AMD is blij. “We voelen ons aangemoedigd door het onthaal van Epyc in de markt”, vertelt een woordvoerder aan Techzine. “De functies van Epyc veranderen de dynamiek in de servermarkt op een dramatische manier. We zijn ervan overtuigd dat klanten en eindgebruikers maar pas beginnen te ontdekken wat we te bieden hebben.”

Verder bouwen

Er is natuurlijk wel wat marge om klanten te werven voor AMD in een markt die historisch gezien voor 95 procent in handen is van Intel. Dat er in eerste instantie partijen opgelucht overstappen naar een competitief aanbod zonder blauw logo, lijkt achteraf gezien onvermijdelijk.

 

AMD moet na dit eerste succesvolle jaar tonen dat het kan voortbouwen op de stevige fundering die het heeft gelegd

 

AMD moet na dit eerste succesvolle jaar tonen dat het kan voortbouwen op de stevige fundering die het heeft gelegd.
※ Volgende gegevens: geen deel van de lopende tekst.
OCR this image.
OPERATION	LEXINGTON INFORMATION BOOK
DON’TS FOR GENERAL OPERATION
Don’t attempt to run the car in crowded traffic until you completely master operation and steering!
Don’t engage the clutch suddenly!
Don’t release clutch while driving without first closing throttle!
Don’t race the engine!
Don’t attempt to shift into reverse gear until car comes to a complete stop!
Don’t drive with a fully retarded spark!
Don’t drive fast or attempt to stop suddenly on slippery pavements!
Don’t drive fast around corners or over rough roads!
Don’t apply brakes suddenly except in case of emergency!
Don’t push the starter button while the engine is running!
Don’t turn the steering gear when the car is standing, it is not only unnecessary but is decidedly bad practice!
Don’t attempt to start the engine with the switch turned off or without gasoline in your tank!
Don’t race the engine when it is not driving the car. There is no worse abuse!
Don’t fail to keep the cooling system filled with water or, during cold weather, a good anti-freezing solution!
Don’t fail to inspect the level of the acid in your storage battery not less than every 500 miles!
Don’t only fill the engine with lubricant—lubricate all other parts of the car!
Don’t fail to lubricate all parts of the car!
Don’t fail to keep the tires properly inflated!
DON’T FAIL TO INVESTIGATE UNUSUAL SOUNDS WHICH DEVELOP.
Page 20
Dat lijkt het bedrijf alleszins van plan. Aan Zen2, ‘Rome’ voor de vrienden, wordt al volop gesleuteld. De nieuwe chips zouden gebruik maken van het splinternieuwe 7 nm-bakproces van TSMC. CEO Lisa Su is vastbesloten zich niet in snelheid te laten pakken. Haar bedrijf zou al ingenieurs aan het werk hebben gezet op projecten tot en met Zen5.

Intel van zijn kant slabakt. Het is lang geleden dat het bedrijf nog op een positieve manier in het nieuws kwam. Het recente vertrek van CEO Brian Krzanich zet het beeld van een stuurloos schip enkel kracht bij. Intel lijkt wel murw geslagen door de plotse concurrentie. Sinds het AMD in 2006 naar de marge werkte door misbruik van zijn monopolistische positie zijn de blauwen vergeten hoe gezonde concurrentie er precies uitziet.

Goed voor AMD, dat niet wachtte op de eerste verjaardag van Epyc 7000 om Epyc 3000 voor embedded systemen te lanceren. Epyc ‘light’, gericht op networking, opslag en industriële toepassingen, biedt opnieuw een compromisloze lijst met functies aan een meer dan competitief prijskaartje.

Intel kan de AMD-trein misschien niet meer stoppen, maar in ieder geval wel vertragen. Een nieuw aanbod met minder marges en meer toegevingen naar OEM’s en bedrijven zou organisaties ongetwijfeld meer doen aarzelen voor ze een overstap naar Epyc overwegen. Het hek is echter van de dam. Dit jaar moest AMD vooral bewijzen dat het kan meespelen met de grote jongens, en dat Epyc echt wel evenwaardig is aan Xeon. Dat heeft team Rood met glans gedaan.